Graça Freitas na AR. Linha SNS24 foi preocupação unânime

Num tom cordato, a diretora-geral da Saúde foi esta tarde questionada na AR sobre medidas de combate ao covid-19. Anunciou mais enfermeiros para a Linha SNS24 mas sem quantificar

A ministra da Saúde estará quarta-feira de manhã na respetiva comissão parlamentar, a falar do covid-19 mas também de outras questões do seu ministério - e deverá ser para esse momento que os partidos da oposição reservam uma atitude mais agressiva.

Esta terça-feira à tarde a diretora-geral da Saúde esteve na mesma comissão, a requerimento do PSD, e basicamente Graça Freitas foi presenteada com um passeio no parque. Perguntas foram muitas - numa audiência que durou pouco mais de uma hora e meia - mas o registo geral foi cordato.

Em representação do partido que pediu a reunião, o deputado Ricardo Batista Leite - médico ele próprio - deu o tom geral da reunião, sendo aliás o primeiro deputado a intervir.

"Queria de médico para médico agradecer-lhe todo o empenho", afirmou, depois de considerar que "informação e conhecimento são a única vacina que temos".

Reiteradamente, o deputado social-democrata perguntou à diretora-geral que apoio é que esta precisa do Parlamento, nomeadamente para medidas legislativas que possibilitem quarentenas compulsivas para pessoas que não apresentem sinais da doença ou para reforços orçamentais visando a contratação de mais médicos.

Comum a todas as perguntas dos deputados foi a questão da suposta falta de capacidade de resposta da Linha SNS24 (808 24 24 24).

A diretora-geral respondeu, no essencial, que vão ser contratados mais enfermeiros para o atendimento - mas sem adiantar números.

Também acrescentou que neste momento a linha já atende mais de dez mil chamadas por dia - que era o que estava contratado. Aliás, houve um dia em que as chamadas foram quase o triplo (28 mil).
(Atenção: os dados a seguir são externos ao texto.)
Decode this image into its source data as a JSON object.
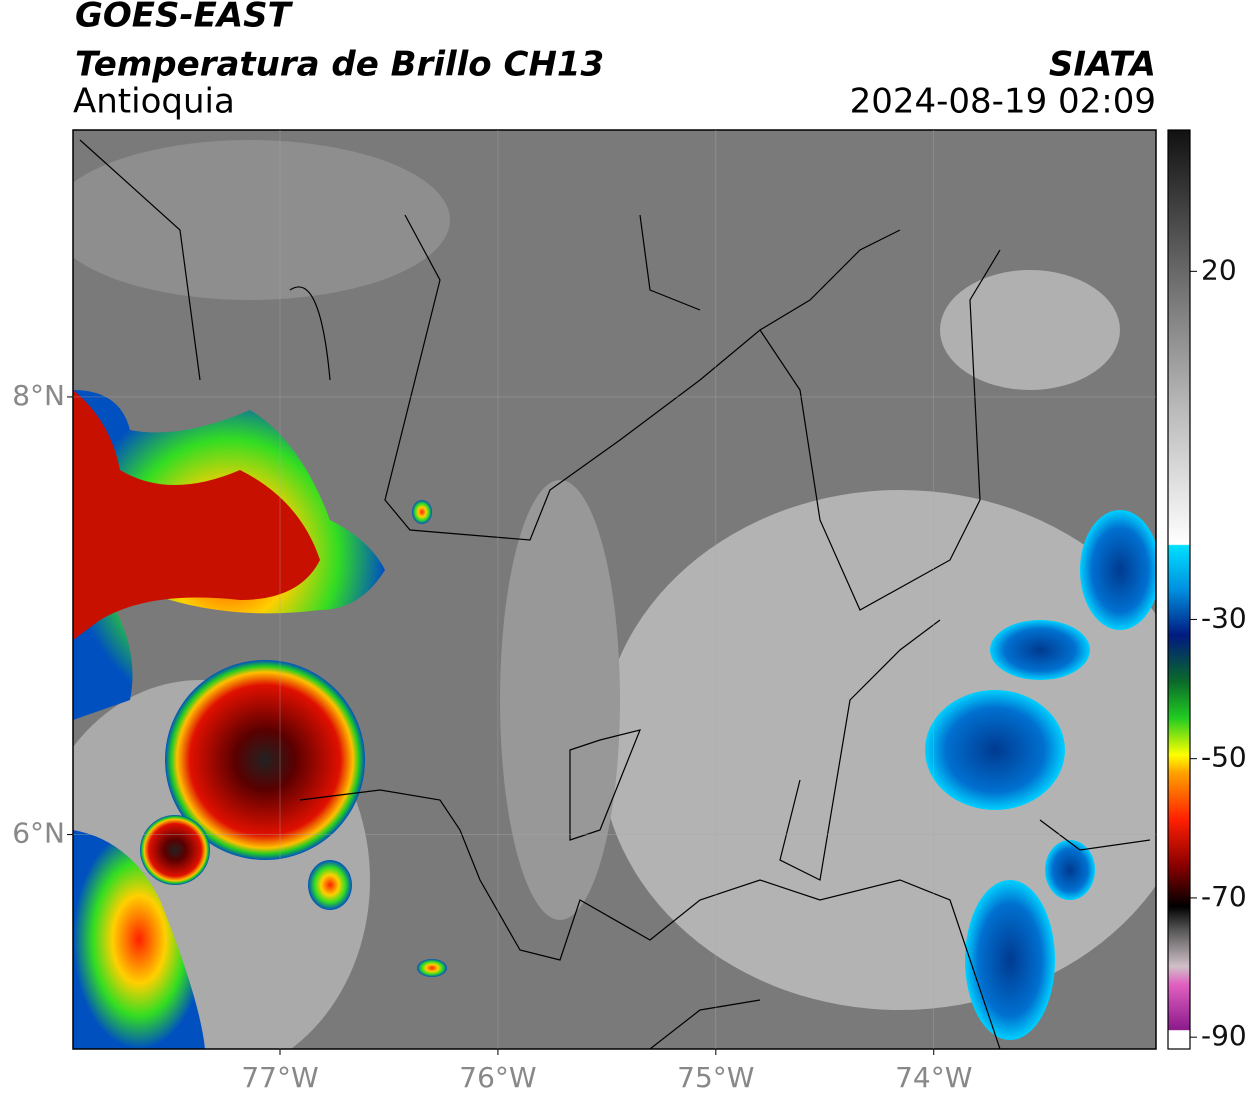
{
  "header": {
    "title": "GOES-EAST",
    "product": "Temperatura de Brillo CH13",
    "region": "Antioquia",
    "agency": "SIATA",
    "datetime": "2024-08-19 02:09"
  },
  "map": {
    "xlim": [
      -77.95,
      -72.98
    ],
    "ylim": [
      5.02,
      9.22
    ],
    "xticks": [
      {
        "value": -77,
        "label": "77°W"
      },
      {
        "value": -76,
        "label": "76°W"
      },
      {
        "value": -75,
        "label": "75°W"
      },
      {
        "value": -74,
        "label": "74°W"
      }
    ],
    "yticks": [
      {
        "value": 8,
        "label": "8°N"
      },
      {
        "value": 6,
        "label": "6°N"
      }
    ],
    "grid": true
  },
  "colorbar": {
    "clim": [
      -91.7,
      40.3
    ],
    "ticks": [
      20,
      -30,
      -50,
      -70,
      -90
    ]
  }
}
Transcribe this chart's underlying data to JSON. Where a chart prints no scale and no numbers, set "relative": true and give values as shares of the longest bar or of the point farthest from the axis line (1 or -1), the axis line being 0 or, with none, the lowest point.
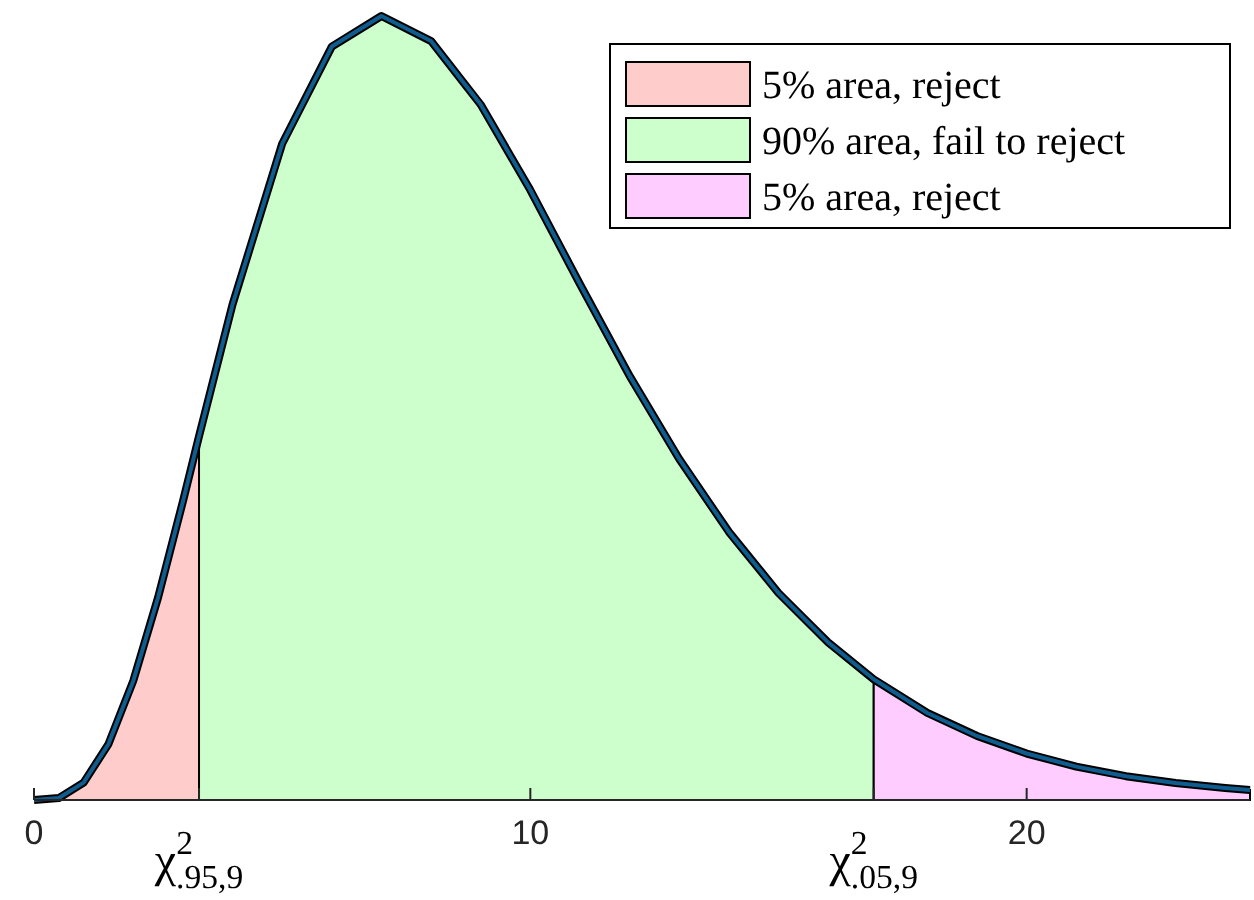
{
  "chart_data": {
    "type": "area",
    "relative": true,
    "xlim": [
      0,
      24.5
    ],
    "xticks": [
      0,
      {
        "value": 3.325,
        "label": "χ$^{2}$$_{.95,9}$"
      },
      10,
      {
        "value": 16.919,
        "label": "χ$^{2}$$_{.05,9}$"
      },
      20
    ],
    "legend": "top right",
    "series": [
      {
        "name": "5% area, reject",
        "color": "#ffcccc",
        "x": [
          0,
          0.5,
          1,
          1.5,
          2,
          2.5,
          3,
          3.325
        ],
        "values": [
          0,
          0.0025,
          0.0221,
          0.0713,
          0.1519,
          0.2583,
          0.3807,
          0.464
        ]
      },
      {
        "name": "90% area, fail to reject",
        "color": "#ccffcc",
        "x": [
          3.325,
          4,
          5,
          6,
          7,
          8,
          9,
          10,
          11,
          12,
          13,
          14,
          15,
          16,
          16.919
        ],
        "values": [
          0.464,
          0.632,
          0.837,
          0.961,
          1,
          0.968,
          0.887,
          0.778,
          0.658,
          0.541,
          0.435,
          0.342,
          0.264,
          0.201,
          0.154
        ]
      },
      {
        "name": "5% area, reject",
        "color": "#ffccff",
        "x": [
          16.919,
          18,
          19,
          20,
          21,
          22,
          23,
          24,
          24.5
        ],
        "values": [
          0.154,
          0.111,
          0.0817,
          0.0593,
          0.0426,
          0.0304,
          0.0216,
          0.0152,
          0.0127
        ]
      },
      {
        "type": "line",
        "color": "#0f5d8f",
        "x": [
          0,
          0.5,
          1,
          1.5,
          2,
          2.5,
          3,
          3.325,
          4,
          5,
          6,
          7,
          8,
          9,
          10,
          11,
          12,
          13,
          14,
          15,
          16,
          16.919,
          18,
          19,
          20,
          21,
          22,
          23,
          24,
          24.5
        ],
        "values": [
          0,
          0.0025,
          0.0221,
          0.0713,
          0.1519,
          0.2583,
          0.3807,
          0.464,
          0.632,
          0.837,
          0.961,
          1,
          0.968,
          0.887,
          0.778,
          0.658,
          0.541,
          0.435,
          0.342,
          0.264,
          0.201,
          0.154,
          0.111,
          0.0817,
          0.0593,
          0.0426,
          0.0304,
          0.0216,
          0.0152,
          0.0127
        ]
      }
    ]
  }
}
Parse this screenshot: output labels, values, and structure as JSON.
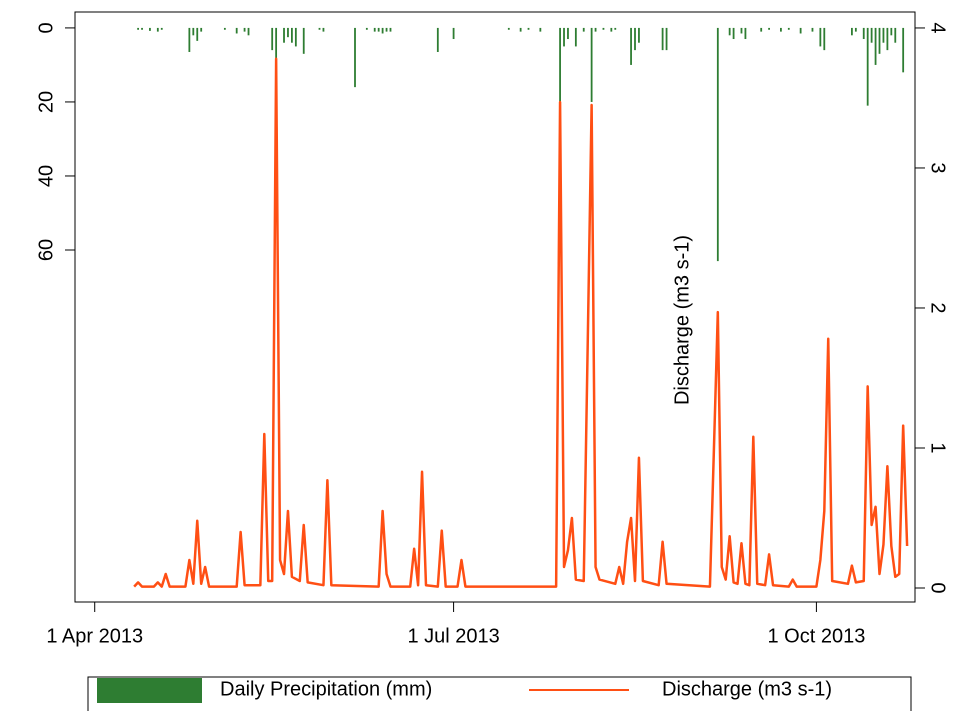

Também revelou que o número de chamadas possíveis de ser atendidas em simultâneo sextuplicou: eram 200 e já podem ser 1200.

Segundo afirmou, "o virus é extremamente democrático" e em tese "todos os cidadãos do planeta podem ser atingidos", independentemente de serem ricos ou pobres.

Depois salientou a imprevisibilidade da epidemia: "Não temos todas as variáveis do conhecimento para saber como isto evoluirá" e assim, da parte das autoridades de saúde, "a adaptação é constante - à hora, ao dia".

Há porém algumas certezas: em espaços fechados e coletivos a disseminação pode ser "terrífica" e portanto "muitas destas situações terão de ser tratadas em casa". "80% das pessoas que têm uma infeção ligeira podem ter a situação ser resolvida em casa."

Insistentemente, a diretora-geral elogiou a capacidade de resposta do SNS: "Temos um bom dispositivo de saúde pública, tenho imenso orgulho nas autoridades de saúde nacionais", afirmou, elogiando ainda as ordens profissionais pela colaboração que têm dado no estudo de medidas a adotar. "Toda a gente percebeu que estamos a viver uma situação excepcional."

"A formação de profissionais" tem sido "feita a nível local" e no próximo fim de semana haverá "formação para os bombeiros em todos os distritos".

Para Graça Freitas, "os lares [de idosos] são uma grande preocupação" e por isso deve-se, por exemplo, pedir ajuda à GNR, "um excelente serviço de proximidade" com a terceira idade.

De todos os 41 infetados, disse, só "um doente merece particular atenção especial" por causa do seu estado clínico.

Genericamente, "os portugueses têm aderido bem às necessidades de quarentena". "De um modo geral a população tem estado tranquila e todos devemos fazer para que assim continue."